İtiraf ediyorum: bu filmden burada bahsetmekten ve bu filmi izlemiş olduğumun duyulmasından bile büyük hicap duyuyorum. "Hafta sonu aile saadeti" programımız dahilinde, kısıtlı seçenekler arasında (diğer filmler 13+ idi), oğlumun gönlü olsun diye katlandığım, sonrasında da belleğimden sonsuza dek silmek istediğim bir filmdi. Ama sonra düşündüm: "sinemada gördüğün en kötü film hangisiydi?" sorusunun net bir cevabı var artık. Şimdiye kadar hiç vermediğim 10 üzerinden 1 notunu da hiç çekinmeden yapıştırabilirim bu kepazeliğe.

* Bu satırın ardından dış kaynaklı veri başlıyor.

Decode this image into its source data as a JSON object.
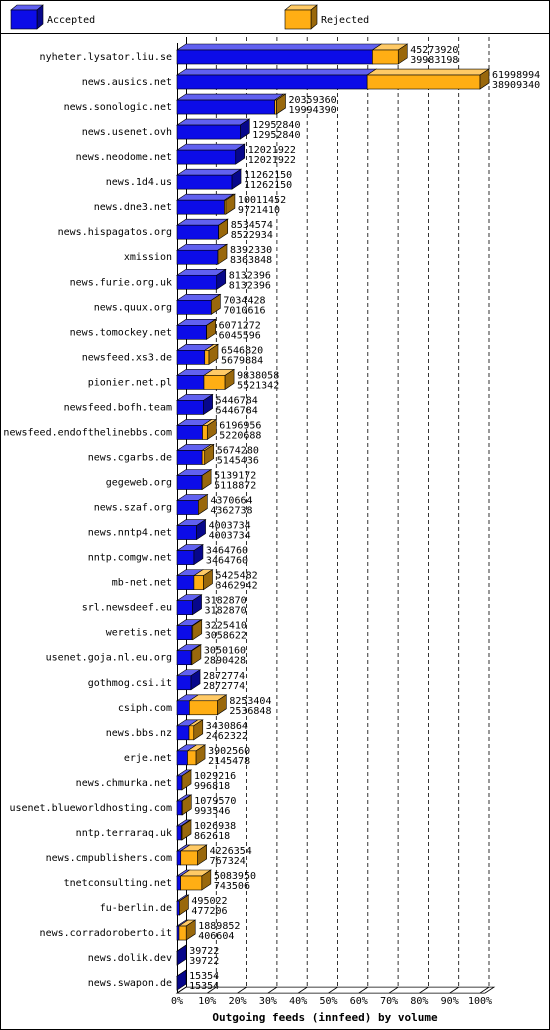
{
  "chart_data": {
    "type": "hbar3d",
    "xlabel": "Outgoing feeds (innfeed) by volume",
    "categories": [
      "nyheter.lysator.liu.se",
      "news.ausics.net",
      "news.sonologic.net",
      "news.usenet.ovh",
      "news.neodome.net",
      "news.1d4.us",
      "news.dne3.net",
      "news.hispagatos.org",
      "xmission",
      "news.furie.org.uk",
      "news.quux.org",
      "news.tomockey.net",
      "newsfeed.xs3.de",
      "pionier.net.pl",
      "newsfeed.bofh.team",
      "newsfeed.endofthelinebbs.com",
      "news.cgarbs.de",
      "gegeweb.org",
      "news.szaf.org",
      "news.nntp4.net",
      "nntp.comgw.net",
      "mb-net.net",
      "srl.newsdeef.eu",
      "weretis.net",
      "usenet.goja.nl.eu.org",
      "gothmog.csi.it",
      "csiph.com",
      "news.bbs.nz",
      "erje.net",
      "news.chmurka.net",
      "usenet.blueworldhosting.com",
      "nntp.terraraq.uk",
      "news.cmpublishers.com",
      "tnetconsulting.net",
      "fu-berlin.de",
      "news.corradoroberto.it",
      "news.dolik.dev",
      "news.swapon.de"
    ],
    "series": [
      {
        "name": "Accepted",
        "color": "#0c0ce8",
        "values": [
          39983198,
          38909340,
          19994390,
          12952840,
          12021922,
          11262150,
          9721410,
          8522934,
          8363848,
          8132396,
          7010616,
          6045596,
          5679884,
          5521342,
          5446784,
          5220688,
          5145436,
          5118872,
          4362738,
          4003734,
          3464760,
          3462942,
          3182870,
          3058622,
          2890428,
          2872774,
          2536848,
          2462322,
          2145478,
          996818,
          993546,
          862618,
          767324,
          743506,
          477206,
          406604,
          39722,
          15354
        ]
      },
      {
        "name": "Rejected",
        "color": "#ffae14",
        "values": [
          5290722,
          23089654,
          364970,
          0,
          0,
          0,
          290042,
          11640,
          28482,
          0,
          23812,
          25676,
          866936,
          4316716,
          0,
          976268,
          528844,
          20300,
          7926,
          0,
          0,
          1962540,
          0,
          166788,
          159732,
          0,
          5716556,
          968542,
          1757082,
          32398,
          86024,
          164320,
          3459030,
          4340444,
          17816,
          1483248,
          0,
          0
        ]
      }
    ],
    "totals": [
      45273920,
      61998994,
      20359360,
      12952840,
      12021922,
      11262150,
      10011452,
      8534574,
      8392330,
      8132396,
      7034428,
      6071272,
      6546820,
      9838058,
      5446784,
      6196956,
      5674280,
      5139172,
      4370664,
      4003734,
      3464760,
      5425482,
      3182870,
      3225410,
      3050160,
      2872774,
      8253404,
      3430864,
      3902560,
      1029216,
      1079570,
      1026938,
      4226354,
      5083950,
      495022,
      1889852,
      39722,
      15354
    ],
    "xlim": [
      0,
      100
    ],
    "xticks": [
      {
        "value": 0,
        "label": "0%"
      },
      {
        "value": 10,
        "label": "10%"
      },
      {
        "value": 20,
        "label": "20%"
      },
      {
        "value": 30,
        "label": "30%"
      },
      {
        "value": 40,
        "label": "40%"
      },
      {
        "value": 50,
        "label": "50%"
      },
      {
        "value": 60,
        "label": "60%"
      },
      {
        "value": 70,
        "label": "70%"
      },
      {
        "value": 80,
        "label": "80%"
      },
      {
        "value": 90,
        "label": "90%"
      },
      {
        "value": 100,
        "label": "100%"
      }
    ],
    "grid": true
  }
}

Tarihe not düşmek açısından blogda yer vermeye değer. Ayrıca belki bu yazının başkalarına bir faydası olur. Hasbelkader bu filme gitme planı yapan aileler varsa, belki burayı görüp yeniden düşünürler. Kötü, kötü, çok kötü!... (1)  

19 Mart 2012

The Woman in Black

"Bana artık Harry Potter demeyin" diyen Daniel Radcliffe, 10 yıldır tüm mesaisini kaplayan küçük büyücüden oldukça farklı bir karakterle sinemaya dönüyor. Her ne kadar epey boy atmış, gürbüzleşmiş ve kirli sakal bırakmış olsa da, canlandırdığı 4 yaşında çocuk babası Londralı avukat olarak pek de inandırıcı durmuyor perdede... Neyse ki, bu filmde çok fazla çaba harcaması gerekmiyor. Filmin baş rolünde aslında Radcliffe değil, bir perili köşk var çünkü.

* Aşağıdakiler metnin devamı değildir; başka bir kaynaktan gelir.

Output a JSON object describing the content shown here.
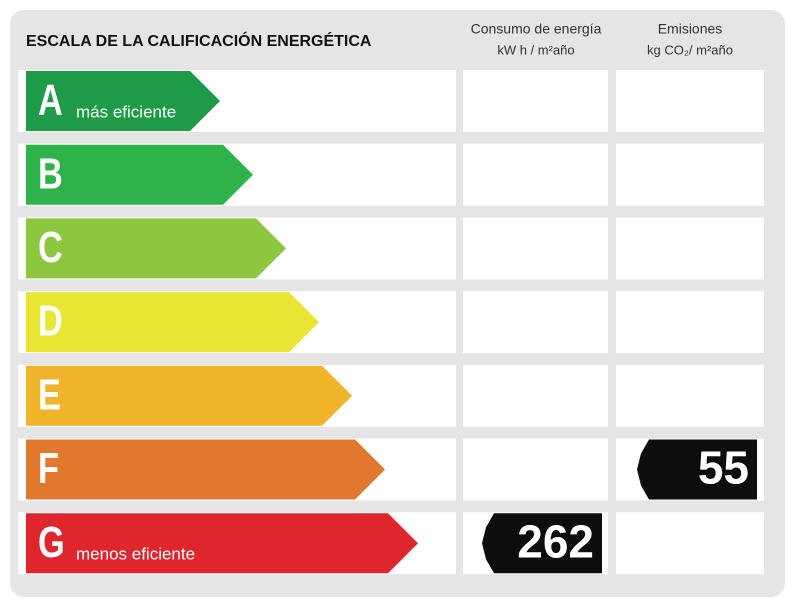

The Woman in Black tam anlamıyla eski usul bir korku filmi. Klasik bir hayalet hikayesinde olması gereken tüm unsurlar bizi hazır bekliyor: izole bir yerde gotik bir köşk, gıcırdayan kapılar, merdivenler, bir mezarlık, tuhaf bir köy ve evet, ne yazık ki ölmüş çocuklar... Yönetmen James Watkins, şiddet öğelerine ve kanlı sahnelere başvurmadan, başarılı bir set tasarımı ve tedirgin eden seslerle gergin bir atmosfer yaratmayı başarmış. Klişelere biraz fazla yaslanmış olsa da, ve bir süre sonra hikaye kendini tekrar etmeye başlasa da, oldukça ürkünç bir film The Woman in Black. Yeni moda korku filmlerindeki gibi "aslında hayalet filan yok, adam şizofren, bunlar sadece onun halüsinasyonları" gibi bir çözümlemeye gitmekle de hiç uğraşmıyor film. Hayalet var ve niyeti hiç de iyi değil!..(7)

12 Mart 2012

The Girl with the Dragon Tattoo

Stieg Larsson'un çok satan romanından uyarlanan 2009 İsveç yapımı ilk film benim "yılın en iyi 10 filmi" listeme girmişti. O film ile ilgili yazarken demiştim ki "şimdi bunu Amerikalılar da çekiyor, ama tahminim Hollywood versiyonu biraz daha light olur". David Fincher imzalı bu yeni Ejderha Dövmeli Kız, beni iki konuda yanıltmayı başarıyor: Birincisi, bu film en az orjinali kadar sert ve rahatsız edici. (Fragmanlarında "the feel-bad movie of the year" denmesi boşuna değil). İkinci sürpriz ise Lisbeth Salander'i canlandıran Rooney Mara. İlk filmdeki İsveçli Noomi Rapace'ı izledikten sonra artık ondan başkası Lisbeth olamaz derken, Rooney Mara Oscar adaylığı da getiren bu performansıyla hem daha tuhaf hem de daha sevimli olmayı beceriyor. Kitaptakine daha yakın bir Lisbeth bu...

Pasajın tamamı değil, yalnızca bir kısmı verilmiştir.